The Capacity To Care

This week, I have been reading – or rather listening – to “Careless People” by Sarah Wynn-Williams, a personal account and reflection of her time working at Facebook.

The book paints a picture of a technology company where the drive for money, power, and status eclipses the ability to care about people and the impact of that technology.

It made me wonder again about the future we are all racing towards. 

Technocrats believe that societal problems and predicaments can be resolved by technical means, through rationalistic solutions, driven by data and metrics and very much focused on what we can have or are allowed to have. 

And yet, somewhere in this race our ability to care about humanity, the human spirit and our human needs risks getting lost. 

It feels as though we live in a culture that celebrates the pursuit of wealth and ignores the poverty of the spirit. Creating a world that can feel increasingly lonely to those that retain the capacity to care.

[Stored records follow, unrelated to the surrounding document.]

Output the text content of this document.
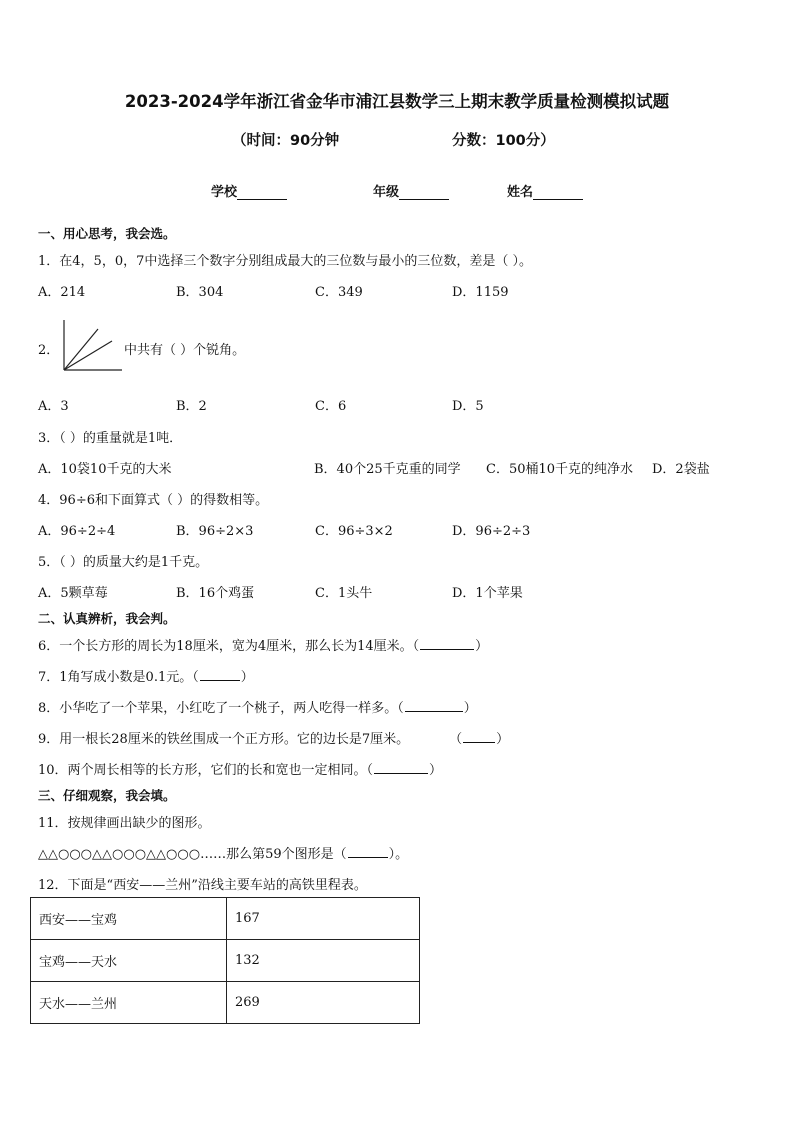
2023-2024学年浙江省金华市浦江县数学三上期末教学质量检测模拟试题
（时间：90分钟	分数：100分）
学校	年级	姓名
一、用心思考，我会选。
1．在4，5，0，7中选择三个数字分别组成最大的三位数与最小的三位数，差是（ ）。
A．214	B．304	C．349	D．1159
2．	中共有（ ）个锐角。
A．3	B．2	C．6	D．5
3．（ ）的重量就是1吨．
A．10袋10千克的大米	B．40个25千克重的同学 C．50桶10千克的纯净水 D．2袋盐
4．96÷6和下面算式（ ）的得数相等。
A．96÷2÷4	B．96÷2×3	C．96÷3×2	D．96÷2÷3
5．（ ）的质量大约是1千克。
A．5颗草莓	B．16个鸡蛋	C．1头牛	D．1个苹果
二、认真辨析，我会判。
6．一个长方形的周长为18厘米，宽为4厘米，那么长为14厘米。（	）
7．1角写成小数是0.1元。（	）
8．小华吃了一个苹果，小红吃了一个桃子，两人吃得一样多。（	）
9．用一根长28厘米的铁丝围成一个正方形。它的边长是7厘米。	（	）
10．两个周长相等的长方形，它们的长和宽也一定相同。（	）
三、仔细观察，我会填。
11．按规律画出缺少的图形。
△△○○○△△○○○△△○○○……那么第59个图形是（	）。
12．下面是“西安——兰州”沿线主要车站的高铁里程表。
西安——宝鸡	167
宝鸡——天水	132
天水——兰州	269
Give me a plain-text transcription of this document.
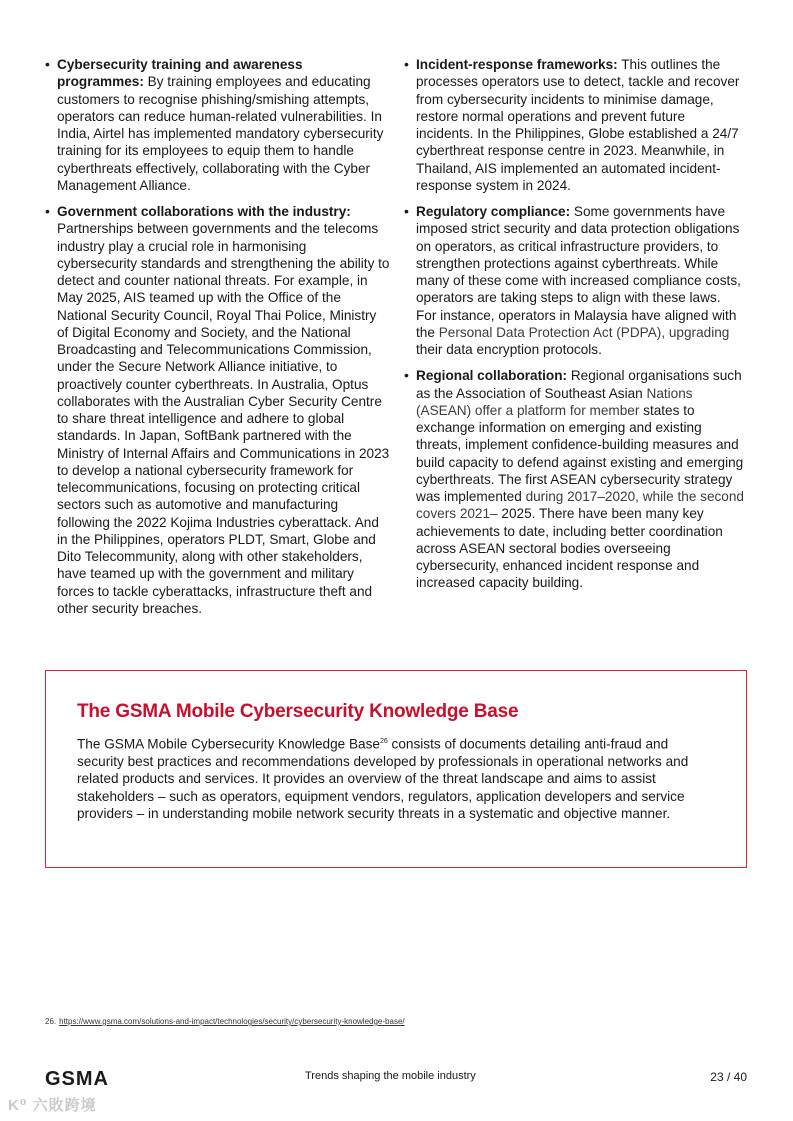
• Cybersecurity training and awareness programmes: By training employees and educating customers to recognise phishing/smishing attempts, operators can reduce human-related vulnerabilities. In India, Airtel has implemented mandatory cybersecurity training for its employees to equip them to handle cyberthreats effectively, collaborating with the Cyber Management Alliance.
• Government collaborations with the industry: Partnerships between governments and the telecoms industry play a crucial role in harmonising cybersecurity standards and strengthening the ability to detect and counter national threats. For example, in May 2025, AIS teamed up with the Office of the National Security Council, Royal Thai Police, Ministry of Digital Economy and Society, and the National Broadcasting and Telecommunications Commission, under the Secure Network Alliance initiative, to proactively counter cyberthreats. In Australia, Optus collaborates with the Australian Cyber Security Centre to share threat intelligence and adhere to global standards. In Japan, SoftBank partnered with the Ministry of Internal Affairs and Communications in 2023 to develop a national cybersecurity framework for telecommunications, focusing on protecting critical sectors such as automotive and manufacturing following the 2022 Kojima Industries cyberattack. And in the Philippines, operators PLDT, Smart, Globe and Dito Telecommunity, along with other stakeholders, have teamed up with the government and military forces to tackle cyberattacks, infrastructure theft and other security breaches.
• Incident-response frameworks: This outlines the processes operators use to detect, tackle and recover from cybersecurity incidents to minimise damage, restore normal operations and prevent future incidents. In the Philippines, Globe established a 24/7 cyberthreat response centre in 2023. Meanwhile, in Thailand, AIS implemented an automated incident-response system in 2024.
• Regulatory compliance: Some governments have imposed strict security and data protection obligations on operators, as critical infrastructure providers, to strengthen protections against cyberthreats. While many of these come with increased compliance costs, operators are taking steps to align with these laws. For instance, operators in Malaysia have aligned with the Personal Data Protection Act (PDPA), upgrading their data encryption protocols.
• Regional collaboration: Regional organisations such as the Association of Southeast Asian Nations (ASEAN) offer a platform for member states to exchange information on emerging and existing threats, implement confidence-building measures and build capacity to defend against existing and emerging cyberthreats. The first ASEAN cybersecurity strategy was implemented during 2017–2020, while the second covers 2021– 2025. There have been many key achievements to date, including better coordination across ASEAN sectoral bodies overseeing cybersecurity, enhanced incident response and increased capacity building.
The GSMA Mobile Cybersecurity Knowledge Base

The GSMA Mobile Cybersecurity Knowledge Base$^{26}$ consists of documents detailing anti-fraud and security best practices and recommendations developed by professionals in operational networks and related products and services. It provides an overview of the threat landscape and aims to assist stakeholders – such as operators, equipment vendors, regulators, application developers and service providers – in understanding mobile network security threats in a systematic and objective manner.

26. https://www.gsma.com/solutions-and-impact/technologies/security/cybersecurity-knowledge-base/
GSMA	Trends shaping the mobile industry	23 / 40
K⁰ 六敗跨境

Martin Heidegger was a German philosopher whose work was central to the development of phenomenology, the understanding of ‘lived experience’ and what it is like to feel, see or think about something rather than explaining it through biological or physical causes and in today’s world, data.

For Martin Heidegger the core of being human was not that of being a rational animal, an ‘animal rationale’ as Plato, Aristotle, Descartes and so many others had believed. What for him was much more fundamental in making us who we are as a species was our having the capacity to care.

So, thinking about who and what we care about and dedicating our time and focus more to that than the drive for greater efficiency and more wealth can help us create a life with purpose that is truly worth living and experiencing rather than an existence that enriches a few at the expense of the many. 

Sometimes what we are really looking for is something more than the trivial and something that cannot be bought, sold, or measured by a balance sheet.

Whoever wants music instead of noise,
joy instead of pleasure,
soul instead of gold,
creative work instead of business…
finds no home in this trivial world of ours.